The first crow had found a piece of French bread with a nice layer of butter on it and was tucking in with gusto. Although we were quite close, this didn’t seem to worry him. Even so I avoided looking at him directly because I know this tends to make birds nervous. (I put this down to the theory that birds living in towns and co-existing with humans have learnt to interpret our gestures and body language and regard an insistent stare as a possible sign of aggression.)
Faced with a piece of food too big to swallow, pigeons throw it up in the air hoping that it will fall and break. Crows are more practical and have learned to hold the object steady by putting a foot on it, allowing them to pull off bite-size pieces.
When a second crow arrived on the scene, I thought there might be a confrontation or squabble as there would be between pigeons where the interloper tries to grab part of the spoils. This did not happen, however. The new arrival made no move towards the other and the latter did not seem in the least perturbed by his presence. He took a brief look and then went on calmly eating.
He didn’t seem to mind me clicking away with my camera or the movements of passers-by. Either he was a street-wise crow used to people or the bread and butter was too good a treat to miss.
He did glance at me occasionally but it was without any anxiety, just keeping an eye on the situation, as birds always do. Suddenly, he decided he had eaten enough and without more ado flew away.
Once the first crow had left, the second, who must have been watching from nearby, flew down and started eating the bread in his turn. He had not confronted the first crow and was now receiving the reward for his patience.
You may notice that whereas the first crow used his left foot to hold the bread, the second crow uses his right. Does this mean the first is left-handed and the second right-handed? It’s tempting to draw that conclusion as I have heard of other animals being right- or left-handed.
Leaving the crows to their street-food feast, we set off to find our own street food.
We returned to the Southbank Centre which we had visited on Sunday (see An anniversary outing). I photographed this pair of climbers again because the light was a little better today.
We revisited these strange, almost organic, structures which an information board describes as a “play landscape”, developed by Small Earth in collaboration with Hounslow Heath Infant and Nursery School.
It is interesting to see how people react to these structures, children playing in them and adults using them as places to rest or relax. It seems that Small Earth has succeeded in its aim to make an environment with which people feel comfortable enough to play.

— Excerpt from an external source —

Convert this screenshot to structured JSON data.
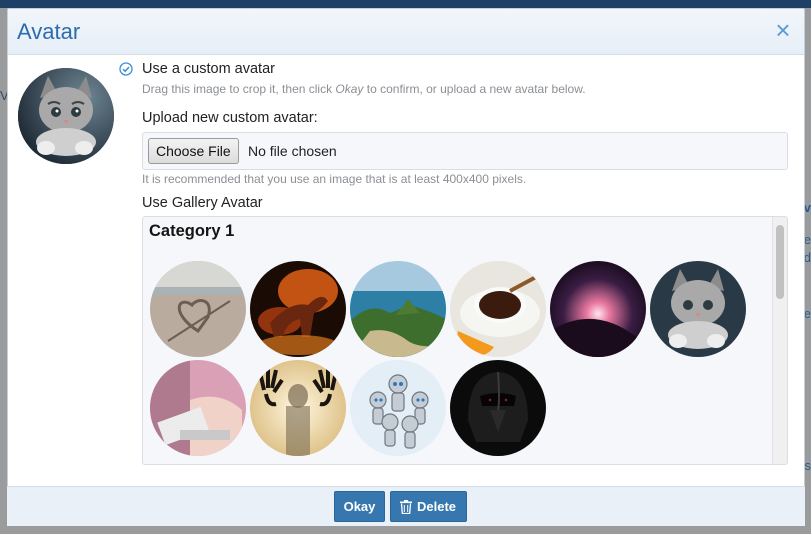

We found our own street food here, at the Yalla Yalla stall, which sells “Beirut Street Food”. We had two wraps each, one containing falafel and salad and the other containing Haloumi cheese and salad. Whether this is genuine street food of a kind you would find on the streets of Beirut, I have no idea, but it was tasty enough.
You can see a pigeon in front of the stall in the above photo and there were of course pigeons all around, continually prospecting for food, just like the crows of the Borough. I am content to think that they picked up a few crumbs from my own supper even if they had no idea that the recipe they were eating was inspired in a faraway country of which they could have no knowledge.